Krucoff M W, Croll M A, Pope J E, Granger C B, O'Connor C M, Sigmon K N, Wagner B L, Ryan J A, Lee K L, Kereiakes D J
Department of Medicine, Duke University Medical Center, Durham, NC 27710.
Circulation. 1993 Aug;88(2):437-46. doi: 10.1161/01.cir.88.2.437.
If a practical, reliable, noninvasive marker of failed reperfusion was available in real time, the benefits of further therapy in this patient subgroup could be tested. We developed a method of 12-lead ST-segment recovery analysis using continuously updated reference points to provide such a marker.

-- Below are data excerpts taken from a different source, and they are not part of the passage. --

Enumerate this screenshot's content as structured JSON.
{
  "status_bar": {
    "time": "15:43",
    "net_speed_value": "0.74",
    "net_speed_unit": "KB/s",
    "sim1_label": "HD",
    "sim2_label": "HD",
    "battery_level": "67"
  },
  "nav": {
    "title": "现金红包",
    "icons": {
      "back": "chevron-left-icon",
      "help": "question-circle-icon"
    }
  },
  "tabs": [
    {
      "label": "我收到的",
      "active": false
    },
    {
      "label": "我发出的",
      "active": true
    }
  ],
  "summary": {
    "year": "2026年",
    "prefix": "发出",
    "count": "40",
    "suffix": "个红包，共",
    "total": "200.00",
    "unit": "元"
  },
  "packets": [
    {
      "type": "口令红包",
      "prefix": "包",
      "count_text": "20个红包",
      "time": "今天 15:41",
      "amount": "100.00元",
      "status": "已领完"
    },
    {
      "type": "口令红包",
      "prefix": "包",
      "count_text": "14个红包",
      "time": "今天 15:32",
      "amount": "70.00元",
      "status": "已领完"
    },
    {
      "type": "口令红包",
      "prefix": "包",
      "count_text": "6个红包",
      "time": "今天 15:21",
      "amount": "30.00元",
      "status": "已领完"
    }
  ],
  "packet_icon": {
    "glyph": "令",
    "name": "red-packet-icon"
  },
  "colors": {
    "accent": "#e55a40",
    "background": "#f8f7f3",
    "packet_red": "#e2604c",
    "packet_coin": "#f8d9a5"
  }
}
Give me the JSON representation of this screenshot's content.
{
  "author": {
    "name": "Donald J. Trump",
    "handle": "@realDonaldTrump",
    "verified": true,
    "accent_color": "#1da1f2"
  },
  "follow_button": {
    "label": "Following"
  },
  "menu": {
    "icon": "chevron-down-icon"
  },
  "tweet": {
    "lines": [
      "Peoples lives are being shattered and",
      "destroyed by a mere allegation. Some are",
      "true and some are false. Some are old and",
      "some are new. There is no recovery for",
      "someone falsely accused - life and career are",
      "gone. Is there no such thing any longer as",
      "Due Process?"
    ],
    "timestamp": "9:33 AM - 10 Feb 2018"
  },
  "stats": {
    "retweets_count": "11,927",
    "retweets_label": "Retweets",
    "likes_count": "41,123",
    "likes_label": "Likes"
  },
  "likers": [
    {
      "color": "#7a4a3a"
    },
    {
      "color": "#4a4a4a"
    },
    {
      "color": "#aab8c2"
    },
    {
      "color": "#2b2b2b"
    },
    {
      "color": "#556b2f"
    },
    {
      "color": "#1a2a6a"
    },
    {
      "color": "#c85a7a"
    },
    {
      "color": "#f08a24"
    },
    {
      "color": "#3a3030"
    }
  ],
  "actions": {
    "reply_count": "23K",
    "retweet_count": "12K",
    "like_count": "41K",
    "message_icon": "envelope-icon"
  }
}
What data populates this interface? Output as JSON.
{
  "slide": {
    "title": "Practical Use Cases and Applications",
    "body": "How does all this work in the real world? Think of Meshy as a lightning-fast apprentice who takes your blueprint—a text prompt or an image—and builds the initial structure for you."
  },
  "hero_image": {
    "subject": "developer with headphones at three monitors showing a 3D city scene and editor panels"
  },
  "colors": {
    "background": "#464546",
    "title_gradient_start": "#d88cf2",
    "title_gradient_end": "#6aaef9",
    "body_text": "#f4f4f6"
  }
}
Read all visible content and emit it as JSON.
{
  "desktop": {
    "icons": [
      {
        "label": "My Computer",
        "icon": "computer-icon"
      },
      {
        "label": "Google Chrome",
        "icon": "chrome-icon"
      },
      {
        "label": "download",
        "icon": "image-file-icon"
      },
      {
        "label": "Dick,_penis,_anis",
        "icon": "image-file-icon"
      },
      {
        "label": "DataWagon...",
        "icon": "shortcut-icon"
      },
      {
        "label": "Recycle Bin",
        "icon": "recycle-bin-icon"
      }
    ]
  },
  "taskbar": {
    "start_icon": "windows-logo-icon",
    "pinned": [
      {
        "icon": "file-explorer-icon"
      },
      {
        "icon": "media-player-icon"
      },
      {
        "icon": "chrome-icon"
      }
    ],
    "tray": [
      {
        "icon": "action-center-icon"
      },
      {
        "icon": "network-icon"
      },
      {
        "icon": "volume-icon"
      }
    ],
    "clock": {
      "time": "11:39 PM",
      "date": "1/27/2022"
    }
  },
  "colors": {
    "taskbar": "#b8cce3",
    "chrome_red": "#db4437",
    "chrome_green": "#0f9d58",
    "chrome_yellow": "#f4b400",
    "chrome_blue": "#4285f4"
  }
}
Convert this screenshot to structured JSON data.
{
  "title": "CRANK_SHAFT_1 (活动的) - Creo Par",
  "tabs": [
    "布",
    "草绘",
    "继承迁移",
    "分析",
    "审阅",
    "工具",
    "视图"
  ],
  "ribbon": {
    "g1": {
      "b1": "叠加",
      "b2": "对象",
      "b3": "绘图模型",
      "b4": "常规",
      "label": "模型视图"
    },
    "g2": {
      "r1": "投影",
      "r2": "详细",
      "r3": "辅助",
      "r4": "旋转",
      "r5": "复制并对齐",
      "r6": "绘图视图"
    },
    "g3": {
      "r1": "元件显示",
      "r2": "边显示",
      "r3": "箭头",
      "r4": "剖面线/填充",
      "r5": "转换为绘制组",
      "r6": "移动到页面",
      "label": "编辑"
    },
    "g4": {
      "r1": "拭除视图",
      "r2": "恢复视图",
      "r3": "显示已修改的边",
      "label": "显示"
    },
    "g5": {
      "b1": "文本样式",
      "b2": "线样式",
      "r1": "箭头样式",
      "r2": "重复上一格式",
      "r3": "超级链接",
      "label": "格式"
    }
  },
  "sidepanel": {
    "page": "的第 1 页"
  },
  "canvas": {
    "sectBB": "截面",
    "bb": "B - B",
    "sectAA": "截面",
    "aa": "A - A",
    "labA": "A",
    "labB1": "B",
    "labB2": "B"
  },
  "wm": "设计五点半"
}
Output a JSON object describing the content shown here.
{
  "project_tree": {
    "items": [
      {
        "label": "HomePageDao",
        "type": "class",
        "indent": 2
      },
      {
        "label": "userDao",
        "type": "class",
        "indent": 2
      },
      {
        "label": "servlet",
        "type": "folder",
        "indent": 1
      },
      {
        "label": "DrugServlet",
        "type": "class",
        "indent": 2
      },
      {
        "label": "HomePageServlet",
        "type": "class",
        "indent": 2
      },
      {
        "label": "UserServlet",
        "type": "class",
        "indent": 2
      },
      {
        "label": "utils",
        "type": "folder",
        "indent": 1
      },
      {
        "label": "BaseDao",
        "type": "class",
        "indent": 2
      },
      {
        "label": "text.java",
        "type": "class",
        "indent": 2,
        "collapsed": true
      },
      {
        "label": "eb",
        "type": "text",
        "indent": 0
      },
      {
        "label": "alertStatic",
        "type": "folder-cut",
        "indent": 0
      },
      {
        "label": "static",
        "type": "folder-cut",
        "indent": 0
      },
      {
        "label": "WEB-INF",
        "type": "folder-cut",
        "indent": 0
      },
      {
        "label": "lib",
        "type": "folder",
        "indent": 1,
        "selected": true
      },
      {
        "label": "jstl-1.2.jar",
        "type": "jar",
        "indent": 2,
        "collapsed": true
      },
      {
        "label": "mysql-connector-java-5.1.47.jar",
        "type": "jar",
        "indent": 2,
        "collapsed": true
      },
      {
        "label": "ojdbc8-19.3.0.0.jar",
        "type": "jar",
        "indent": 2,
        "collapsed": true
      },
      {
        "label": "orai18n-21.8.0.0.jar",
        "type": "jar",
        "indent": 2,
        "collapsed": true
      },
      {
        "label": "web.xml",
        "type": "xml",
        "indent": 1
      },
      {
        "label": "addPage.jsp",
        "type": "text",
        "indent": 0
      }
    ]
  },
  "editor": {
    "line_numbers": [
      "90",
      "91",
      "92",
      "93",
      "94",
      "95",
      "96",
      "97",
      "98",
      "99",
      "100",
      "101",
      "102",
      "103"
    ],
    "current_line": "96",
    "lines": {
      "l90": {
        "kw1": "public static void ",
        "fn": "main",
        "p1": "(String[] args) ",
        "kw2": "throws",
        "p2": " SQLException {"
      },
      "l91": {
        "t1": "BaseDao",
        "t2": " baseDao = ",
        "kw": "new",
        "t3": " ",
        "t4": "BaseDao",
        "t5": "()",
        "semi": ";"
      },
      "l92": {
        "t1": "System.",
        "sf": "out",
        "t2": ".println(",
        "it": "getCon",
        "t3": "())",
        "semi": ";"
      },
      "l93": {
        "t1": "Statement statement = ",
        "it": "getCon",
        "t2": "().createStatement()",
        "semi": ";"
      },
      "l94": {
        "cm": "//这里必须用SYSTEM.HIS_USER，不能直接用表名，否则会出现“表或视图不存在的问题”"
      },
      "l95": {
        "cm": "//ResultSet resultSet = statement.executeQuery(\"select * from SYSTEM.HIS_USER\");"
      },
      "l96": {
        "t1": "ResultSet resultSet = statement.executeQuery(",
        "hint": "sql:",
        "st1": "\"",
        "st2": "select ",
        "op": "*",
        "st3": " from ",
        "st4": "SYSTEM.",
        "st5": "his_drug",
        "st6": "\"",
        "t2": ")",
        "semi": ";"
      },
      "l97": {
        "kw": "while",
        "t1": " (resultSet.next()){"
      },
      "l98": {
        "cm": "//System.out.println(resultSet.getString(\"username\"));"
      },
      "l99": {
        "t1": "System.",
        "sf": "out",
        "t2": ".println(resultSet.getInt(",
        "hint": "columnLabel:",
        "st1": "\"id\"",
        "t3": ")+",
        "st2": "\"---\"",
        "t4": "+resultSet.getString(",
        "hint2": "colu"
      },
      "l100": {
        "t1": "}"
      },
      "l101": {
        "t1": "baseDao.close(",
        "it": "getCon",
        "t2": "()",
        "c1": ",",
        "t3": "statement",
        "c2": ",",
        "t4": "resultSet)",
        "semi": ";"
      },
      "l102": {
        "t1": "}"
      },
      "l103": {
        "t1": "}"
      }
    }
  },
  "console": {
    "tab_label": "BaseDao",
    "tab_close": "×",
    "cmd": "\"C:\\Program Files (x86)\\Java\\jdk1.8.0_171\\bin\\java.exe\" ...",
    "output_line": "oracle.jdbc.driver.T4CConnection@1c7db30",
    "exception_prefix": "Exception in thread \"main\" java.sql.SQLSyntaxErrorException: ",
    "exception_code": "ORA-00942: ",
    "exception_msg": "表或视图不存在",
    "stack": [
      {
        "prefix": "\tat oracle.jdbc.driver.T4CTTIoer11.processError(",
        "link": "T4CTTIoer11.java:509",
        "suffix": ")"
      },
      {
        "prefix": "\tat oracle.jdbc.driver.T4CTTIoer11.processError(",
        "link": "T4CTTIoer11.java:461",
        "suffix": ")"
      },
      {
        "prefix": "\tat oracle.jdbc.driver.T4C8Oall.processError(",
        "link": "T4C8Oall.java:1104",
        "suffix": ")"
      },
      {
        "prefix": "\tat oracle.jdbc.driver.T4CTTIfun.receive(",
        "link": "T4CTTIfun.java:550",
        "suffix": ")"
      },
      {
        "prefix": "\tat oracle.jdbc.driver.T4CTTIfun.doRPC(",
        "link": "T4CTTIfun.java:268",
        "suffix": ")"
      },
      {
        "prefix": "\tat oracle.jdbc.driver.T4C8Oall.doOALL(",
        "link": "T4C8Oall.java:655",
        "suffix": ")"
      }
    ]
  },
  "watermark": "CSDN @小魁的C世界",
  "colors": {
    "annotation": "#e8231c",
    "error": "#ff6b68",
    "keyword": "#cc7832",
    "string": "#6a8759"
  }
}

In this study, our method was prospectively tested in 144 patients given thrombolytic therapy early in myocardial infarction. All patients had 12-lead continuous ST-segment monitoring and acute angiography, each analyzed in an independent, blinded core laboratory. ST-segment recovery and re-elevation were analyzed up to the moment of angiography, at which time patency was predicted. Predictions were correlated to angiographic infarct artery flow, with TIMI flow 0 to 1 as occluded and TIMI flow 2 to 3 as patent. Infarct artery occlusion was seen on first injection in 27% of patients. The positive predictive value of incomplete ST recovery or ST re-elevation by our method was 71%, negative predictive value 87%, with 90% specificity and 64% sensitivity for coronary occlusion. ST recovery analysis predicted patency in 94% of patients with TIMI 3 flow versus 81% of patients with TIMI 2 flow and predicted occlusion in 57% of patients with collateralized occlusion versus 72% of patients with non-collateralized occlusion. In a regression model including other noninvasive clinical descriptors, ST recovery alone contained the vast majority of predictive information about patency.
In a blinded, prospective, angiographically correlated study design, 12-lead continuous ST-segment recovery analysis shows promise as a practical noninvasive marker of failed reperfusion that may contribute substantially to currently available bedside assessment. Our data also suggest that patients with TIMI 2 flow or with collateralized occlusions may represent a physiological spectrum definable with ST-segment recovery analysis.
如果能实时获得一个实用、可靠的再灌注失败的非侵入性标志物,就可以对这一患者亚组进行进一步治疗的益处进行检验。我们开发了一种使用连续更新参考点的12导联ST段恢复分析方法来提供这样一个标志物。
在本研究中,我们的方法在144例心肌梗死早期接受溶栓治疗的患者中进行了前瞻性测试。所有患者均进行12导联连续ST段监测和急性血管造影,每项检查均在独立的、盲法核心实验室进行分析。在血管造影时分析ST段恢复和再抬高情况,并预测血管通畅情况。预测结果与血管造影梗死动脉血流相关,TIMI血流0至1为闭塞,TIMI血流2至3为通畅。27%的患者首次注射时可见梗死动脉闭塞。我们的方法对ST段恢复不完全或ST段再抬高的阳性预测值为71%,阴性预测值为87%,对冠状动脉闭塞的特异性为90%,敏感性为64%。ST段恢复分析预测TIMI 3级血流患者血管通畅率为94%,TIMI 2级血流患者为81%,预测侧支循环闭塞患者闭塞率为57%,非侧支循环闭塞患者为72%。在一个包含其他非侵入性临床描述指标的回归模型中,仅ST段恢复就包含了关于血管通畅的绝大多数预测信息。
在一项盲法、前瞻性、血管造影相关的研究设计中,12导联连续ST段恢复分析显示有望成为一种实用的再灌注失败的非侵入性标志物,可能对目前可用的床边评估有很大帮助。我们的数据还表明,TIMI 2级血流或侧支循环闭塞的患者可能代表了一个可用ST段恢复分析定义的生理谱。